- Over the past week, the on-again, off-again prospect of Russia invading Ukraine has roiled markets, sending the price of oil and gold rising and falling as regularly as the tide.
- The problem facing investors today is that they are having to consider the prospect of a Russian invasion of Ukraine, against the backdrop of decades of relative peace.
Investors are often the first casualties of war before even a single shot is fired in anger.
The Ukraine crisis may yet produce the biggest war Europe has ever seen since 1945, or some strange hybrid shadow war that does no one any favors.
Then again, Putin may march his troops back to their home bases far from Russia’s border with Ukraine, to enjoy some well-deserve R&R.
War scares are golden opportunities for speculators – bet right and make a killing but get it wrong and prepare to be slaughtered.
Over the past week, the on-again, off-again prospect of Russia invading Ukraine has roiled markets, sending the price of oil and gold rising and falling as regularly as the tide.
Stock markets have swung violently in both directions and if the VIX, an indicator of volatility, was a person’s EKG, they would have died and been resurrected several times by now.
The problem facing investors today is that they are having to consider the prospect of a Russian invasion of Ukraine, against the backdrop of decades of relative peace.

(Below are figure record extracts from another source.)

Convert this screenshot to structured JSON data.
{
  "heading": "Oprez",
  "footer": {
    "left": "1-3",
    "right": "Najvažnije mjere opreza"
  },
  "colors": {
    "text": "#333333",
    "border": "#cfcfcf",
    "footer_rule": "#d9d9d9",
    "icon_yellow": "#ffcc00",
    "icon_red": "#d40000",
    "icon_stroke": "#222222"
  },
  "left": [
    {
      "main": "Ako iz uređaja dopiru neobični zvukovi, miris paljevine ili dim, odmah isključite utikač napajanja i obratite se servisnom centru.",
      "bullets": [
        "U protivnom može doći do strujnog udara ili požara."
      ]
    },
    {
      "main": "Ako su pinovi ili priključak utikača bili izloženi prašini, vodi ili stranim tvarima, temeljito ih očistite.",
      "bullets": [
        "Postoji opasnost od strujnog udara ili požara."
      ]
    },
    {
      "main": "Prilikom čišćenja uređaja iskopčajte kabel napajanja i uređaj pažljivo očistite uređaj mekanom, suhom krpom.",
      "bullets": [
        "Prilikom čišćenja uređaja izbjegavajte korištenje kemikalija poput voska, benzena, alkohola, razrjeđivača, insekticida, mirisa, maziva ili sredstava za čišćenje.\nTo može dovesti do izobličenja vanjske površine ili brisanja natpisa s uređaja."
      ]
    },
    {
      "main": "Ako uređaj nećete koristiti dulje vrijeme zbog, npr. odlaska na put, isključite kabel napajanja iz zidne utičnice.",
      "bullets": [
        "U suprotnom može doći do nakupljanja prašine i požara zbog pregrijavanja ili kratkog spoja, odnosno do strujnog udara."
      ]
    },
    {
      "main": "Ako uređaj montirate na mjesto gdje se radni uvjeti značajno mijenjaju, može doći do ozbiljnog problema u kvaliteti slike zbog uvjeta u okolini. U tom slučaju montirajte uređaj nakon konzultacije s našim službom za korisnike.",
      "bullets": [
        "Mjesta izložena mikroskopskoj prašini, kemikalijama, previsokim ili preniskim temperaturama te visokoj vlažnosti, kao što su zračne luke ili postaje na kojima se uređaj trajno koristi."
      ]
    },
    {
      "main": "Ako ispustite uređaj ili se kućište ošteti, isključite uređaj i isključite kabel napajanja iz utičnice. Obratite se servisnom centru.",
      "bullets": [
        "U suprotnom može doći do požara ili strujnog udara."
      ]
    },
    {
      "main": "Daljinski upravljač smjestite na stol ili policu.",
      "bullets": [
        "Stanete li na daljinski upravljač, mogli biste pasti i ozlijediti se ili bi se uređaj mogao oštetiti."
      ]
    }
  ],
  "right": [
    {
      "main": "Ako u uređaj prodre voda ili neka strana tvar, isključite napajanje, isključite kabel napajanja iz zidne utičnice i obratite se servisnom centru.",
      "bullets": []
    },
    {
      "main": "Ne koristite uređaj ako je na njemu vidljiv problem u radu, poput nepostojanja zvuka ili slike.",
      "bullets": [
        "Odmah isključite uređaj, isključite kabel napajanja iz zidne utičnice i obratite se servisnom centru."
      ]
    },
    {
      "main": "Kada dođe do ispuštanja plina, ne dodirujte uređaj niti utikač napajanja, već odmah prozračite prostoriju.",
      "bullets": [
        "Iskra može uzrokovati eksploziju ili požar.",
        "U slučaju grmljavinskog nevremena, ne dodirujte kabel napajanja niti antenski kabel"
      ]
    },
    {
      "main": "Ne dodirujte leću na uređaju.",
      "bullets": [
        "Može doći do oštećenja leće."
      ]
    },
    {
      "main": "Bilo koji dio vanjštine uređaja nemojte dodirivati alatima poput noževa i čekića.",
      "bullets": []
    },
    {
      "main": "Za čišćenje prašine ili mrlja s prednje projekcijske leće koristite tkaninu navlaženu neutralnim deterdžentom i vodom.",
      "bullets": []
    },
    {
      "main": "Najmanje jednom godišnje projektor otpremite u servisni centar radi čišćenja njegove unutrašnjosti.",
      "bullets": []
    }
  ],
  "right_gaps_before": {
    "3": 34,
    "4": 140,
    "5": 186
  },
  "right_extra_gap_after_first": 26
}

To be sure, there have been numerous conflicts since 1945, but a Russian invasion of Ukraine is no American invasion of Iraq or Afghanistan and would bring to bear the might of Russian armies on a Europe that had hitherto been content to underfund its own military materiel base.
War would add to already heightened inflationary pressures as sanctions on Europe would be a massive win for investors long on gold, oil and gas and the rare earths like palladium that Russia exports.
It’s only because Iran is making its way out of the diplomatic doghouse, with a possible nuclear deal on the table, that oil prices haven’t yet shot past US$100.
Conflict in Ukraine would tighten financial conditions even as major central banks are already having to do so because of price pressures, hurting European businesses and consumer confidence.
But most importantly, a decisive Russian victory, whether in ending Ukraine’s bid to become a westward-looking democracy on a path to membership of the European Union and NATO, could well embolden Chinese leaders to make a move on Taiwan.
And while the U.S. is treaty-bound to defend Taiwan if it should be invaded, Americans will be hesitant to say the least, to send their sons and daughters to fight off a nuclear-tipped power that it has relied on for almost everything on their Amazon wish lists.
America and Americans on both sides of the aisle have shown increasingly limited appetite to risk blood and treasure to export democratic values which they can barely agree on at home.
And a world that can no longer rely on American exceptionalism to defend democratic values across the globe would have a profound effect on the perceived purpose of indefinitely funding American profligacy or the value of the dollar.
But if both Moscow and Beijing get it wrong, if Washington decides to honor its longstanding commitment to rebuff aggression and autocracy in all its forms and become a champion of democracy once again, then the world may find itself in a bigger war than anything being contemplated.